“You’ll understand when you think on it long enough. Listen. You’ll see you’ve always known in your heart, because of who you are. You’ve always understood the forest. It is lifeanddeath! Both. You love it, long for it. And I’ve always allowed you that, never tried to take it away, because you were preparing yourself. The only lie we perpetuate is hope, because hope is the thing that lets the saints do what they must. By destroying the hope, you’ve destroyed the entire bargain. Everyone will suffer for it.”
“But Rhun is alive,” Mair says.
Aderyn sighs. “If only I believed you love him so much and everything else so little that you would sacrifice everything else for him.”
“Have you ever loved anything at all?”
“How can you ask me that?”
“Do you know what my father’s bones feel like?” She says it through clenched teeth, growling, desperate as a monster.
Her mother folds her hands before her. “I love you. I have only ever allowed you to be free, to do what you must for yourself and the town.”
“I don’t believe you. How could you let him be the saint if you loved him and knew? If I’d known I’d never have let Rhun run.”
“You’d have let some other boy do it?”
“I...” Mairwen shakes her head, stunned, furious, and even afraid. “I don’t know. No! It’s wrong to trick them. It’s always been wrong! Everyone should know the full truth and then if they still would be a saint, or still be willing to live the way we do, they should know the real price. What our bargain is truly built on. How dare you keep this secret!”
Whirling, Mairwen makes to go, but her mother grabs her arm.
“You’ve broken it now, yourself, and you will not be thanked for revealing the truth, Mairwen. People don’t want the truth.”
Mair jerks free and stares, horrified, at Aderyn. Her mother stares back, just as angry.
The moonlight shines all around, and Mairwen feels the forest tugging at her.
She says, “Mother, do you know what happened to the old god of the forest when the first Grace died?”

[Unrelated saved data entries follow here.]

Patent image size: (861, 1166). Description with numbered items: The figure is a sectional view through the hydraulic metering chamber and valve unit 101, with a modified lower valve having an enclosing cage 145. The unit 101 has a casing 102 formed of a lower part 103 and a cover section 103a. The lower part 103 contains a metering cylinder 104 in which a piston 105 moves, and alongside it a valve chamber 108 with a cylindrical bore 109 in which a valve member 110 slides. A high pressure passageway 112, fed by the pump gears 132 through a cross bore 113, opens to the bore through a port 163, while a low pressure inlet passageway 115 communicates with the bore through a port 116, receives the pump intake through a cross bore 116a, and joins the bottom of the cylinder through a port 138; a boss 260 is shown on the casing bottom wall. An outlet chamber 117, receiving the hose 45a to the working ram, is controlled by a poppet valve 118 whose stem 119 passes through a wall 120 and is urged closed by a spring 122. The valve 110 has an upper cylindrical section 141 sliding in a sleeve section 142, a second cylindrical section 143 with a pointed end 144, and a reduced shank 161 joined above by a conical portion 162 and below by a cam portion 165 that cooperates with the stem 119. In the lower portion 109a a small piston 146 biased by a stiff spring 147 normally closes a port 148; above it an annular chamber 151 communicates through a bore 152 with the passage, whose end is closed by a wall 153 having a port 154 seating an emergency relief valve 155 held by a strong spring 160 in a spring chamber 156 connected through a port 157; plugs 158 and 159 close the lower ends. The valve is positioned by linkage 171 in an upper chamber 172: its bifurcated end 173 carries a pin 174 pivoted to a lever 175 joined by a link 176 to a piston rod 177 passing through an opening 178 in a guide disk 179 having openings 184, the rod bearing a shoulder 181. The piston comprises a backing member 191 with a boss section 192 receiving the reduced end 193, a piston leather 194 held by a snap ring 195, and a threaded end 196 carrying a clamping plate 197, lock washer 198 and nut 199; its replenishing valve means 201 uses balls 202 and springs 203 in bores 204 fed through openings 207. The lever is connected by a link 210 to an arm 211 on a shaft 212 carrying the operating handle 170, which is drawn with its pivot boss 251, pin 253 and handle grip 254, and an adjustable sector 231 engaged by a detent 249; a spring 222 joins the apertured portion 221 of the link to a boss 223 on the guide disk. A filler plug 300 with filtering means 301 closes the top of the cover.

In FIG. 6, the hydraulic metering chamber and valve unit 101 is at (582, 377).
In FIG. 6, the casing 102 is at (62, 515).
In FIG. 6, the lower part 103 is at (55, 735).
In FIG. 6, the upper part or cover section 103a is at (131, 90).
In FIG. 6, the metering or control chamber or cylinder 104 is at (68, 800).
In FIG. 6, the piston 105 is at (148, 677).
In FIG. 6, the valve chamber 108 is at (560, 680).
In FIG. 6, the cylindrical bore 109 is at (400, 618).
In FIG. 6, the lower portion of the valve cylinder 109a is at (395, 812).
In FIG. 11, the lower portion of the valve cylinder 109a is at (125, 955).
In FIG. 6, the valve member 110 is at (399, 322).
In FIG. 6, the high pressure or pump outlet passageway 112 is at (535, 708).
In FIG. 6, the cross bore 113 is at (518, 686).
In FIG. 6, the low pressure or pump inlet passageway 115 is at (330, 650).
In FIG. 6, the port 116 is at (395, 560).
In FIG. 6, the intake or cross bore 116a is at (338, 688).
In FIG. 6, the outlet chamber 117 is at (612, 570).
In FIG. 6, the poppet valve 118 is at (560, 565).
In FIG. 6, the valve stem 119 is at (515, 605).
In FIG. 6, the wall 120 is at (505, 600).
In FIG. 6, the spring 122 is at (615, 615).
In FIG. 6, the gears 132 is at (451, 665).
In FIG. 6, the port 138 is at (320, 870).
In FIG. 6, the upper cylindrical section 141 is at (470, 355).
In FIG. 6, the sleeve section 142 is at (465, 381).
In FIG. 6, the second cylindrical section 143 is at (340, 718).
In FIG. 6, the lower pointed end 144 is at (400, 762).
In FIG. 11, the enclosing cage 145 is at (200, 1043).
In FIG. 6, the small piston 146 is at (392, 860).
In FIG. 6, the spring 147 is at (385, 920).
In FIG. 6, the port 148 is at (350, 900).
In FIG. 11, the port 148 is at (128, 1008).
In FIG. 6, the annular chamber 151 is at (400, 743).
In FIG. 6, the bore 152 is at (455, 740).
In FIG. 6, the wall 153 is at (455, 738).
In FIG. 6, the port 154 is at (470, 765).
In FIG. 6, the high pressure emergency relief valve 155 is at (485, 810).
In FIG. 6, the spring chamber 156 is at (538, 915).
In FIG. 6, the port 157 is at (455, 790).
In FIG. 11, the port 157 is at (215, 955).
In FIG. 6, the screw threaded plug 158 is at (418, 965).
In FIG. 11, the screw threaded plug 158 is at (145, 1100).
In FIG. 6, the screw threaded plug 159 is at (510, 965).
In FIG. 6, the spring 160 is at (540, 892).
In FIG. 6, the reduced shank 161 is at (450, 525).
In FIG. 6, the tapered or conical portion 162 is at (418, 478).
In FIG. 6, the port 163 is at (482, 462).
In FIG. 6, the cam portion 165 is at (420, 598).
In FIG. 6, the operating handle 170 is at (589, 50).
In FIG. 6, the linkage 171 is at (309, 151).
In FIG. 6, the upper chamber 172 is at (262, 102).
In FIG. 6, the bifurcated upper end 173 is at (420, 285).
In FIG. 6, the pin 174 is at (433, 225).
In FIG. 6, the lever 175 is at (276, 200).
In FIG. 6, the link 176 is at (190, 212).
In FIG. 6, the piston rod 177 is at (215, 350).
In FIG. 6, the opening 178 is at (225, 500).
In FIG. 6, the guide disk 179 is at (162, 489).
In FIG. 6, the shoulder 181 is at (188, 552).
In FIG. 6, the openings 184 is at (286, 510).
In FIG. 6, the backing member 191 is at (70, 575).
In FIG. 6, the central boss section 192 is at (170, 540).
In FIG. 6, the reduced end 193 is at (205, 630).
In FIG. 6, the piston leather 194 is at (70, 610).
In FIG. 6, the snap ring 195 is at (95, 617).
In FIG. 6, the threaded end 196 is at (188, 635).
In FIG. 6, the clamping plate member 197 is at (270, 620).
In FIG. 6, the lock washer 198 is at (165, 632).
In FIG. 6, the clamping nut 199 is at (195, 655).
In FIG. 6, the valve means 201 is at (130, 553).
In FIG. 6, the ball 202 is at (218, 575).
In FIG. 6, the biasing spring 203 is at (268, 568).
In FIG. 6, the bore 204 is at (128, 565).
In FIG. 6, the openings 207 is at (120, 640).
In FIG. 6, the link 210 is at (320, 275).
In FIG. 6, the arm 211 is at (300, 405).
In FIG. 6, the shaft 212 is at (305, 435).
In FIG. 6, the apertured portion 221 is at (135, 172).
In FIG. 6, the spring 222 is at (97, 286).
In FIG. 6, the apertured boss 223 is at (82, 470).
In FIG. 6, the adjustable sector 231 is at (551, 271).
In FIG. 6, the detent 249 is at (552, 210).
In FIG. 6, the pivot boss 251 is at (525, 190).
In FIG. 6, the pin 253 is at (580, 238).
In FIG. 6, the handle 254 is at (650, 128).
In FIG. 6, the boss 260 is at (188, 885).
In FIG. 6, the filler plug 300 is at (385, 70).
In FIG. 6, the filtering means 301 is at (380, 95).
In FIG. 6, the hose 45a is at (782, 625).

Aderyn plucks the candle off the fence, leaving behind a cooling ring of wax. “You already know everything I know about the bargain, Mairwen. I’m going to stay with Hetty again tonight, but tomorrow I will take back my house.”
When Mairwen is alone in the darkness, pressed near the dozing sheep, she sinks to her knees and hugs her stomach, mouth open in a silent scream.
It hurts too much: her burning eyes, the sting of the charm at her wrist, the sharp pulse of her collarbone, and oh, her heart, her heart! Her toes press into the cold earth and she bows her head. All those ragged, short brambles of hair tickle her neck and ears, a reminder of how she’s changed, and she huddles there in the dark and silence. She snaps her jaw closed, grinding her teeth, lips back, shoulders hunched. There is such a blaze across her chest, stabbing with persistence.
Her skin splits, and she feels the birth of hooked thorns, flaring up from her bones.
Trickles of hot blood slip down her skin, running below the scarf and under the collar of her wool shirt to pool in a thin line along her breasts where her bodice presses tight.
•••
RHUN IS SURROUNDED BY SAYERS.They’ve overtaken an entire long table, with Baeddan in the middle, Arthur at his side, and Rhun at Arthur’s. Then the rest: cousins and uncles and aunts, gathered around and pressing near, sharing bowls and drinks. Brac, his most recently married cousin, shares a mug of beer with him. So encircled, Rhun almost manages to feel normal. The lying is over, and it’s peeled a few of the hardened layers away from his heart. Three Graces knows what he knows, and even though nothing’s been decided, the folk need time to accustom themselves to the revelations.
But he can’t quite relax into his great clan. He’s unsettled and keeps catching himself looking north, toward the forest. Like that’s where he belongs, not here with his family. The Bone Tree waits for him, reaching cold and white against the darkness.Saint, it whispers.
“I’m proud of you.” Rhun the Elder places a hand on his shoulder, as if sensing it’s better not to hug his son.
Rhun the Younger can’t respond. If he opens his mouth, the voice of the forest might spill out.
Elis, his little brother, carefully creeps up behind Baeddan, leaning on Arthur’s back so his short, tight curls flatten against Arthur’s borrowed shirt. Arthur shifts to make better room for Elis, but the boy won’t get closer to Baeddan.
“Elis,” Rhun says softly, and holds out a hand. His brother leaps at the chance, and climbs up onto the bench with Rhun. Half of Elis’s gangly nine-year-old body sprawls on Rhun’s lap. Grounding him here. So long as somebody sits on him, Rhun can’t get up and run back in.
It didn’t feel like this when the sun was up.
He looks to the moon in the east. It rose late, no longer quite full.
“Do you remember what you told me before the Slaughter Moon?” Elis whispers.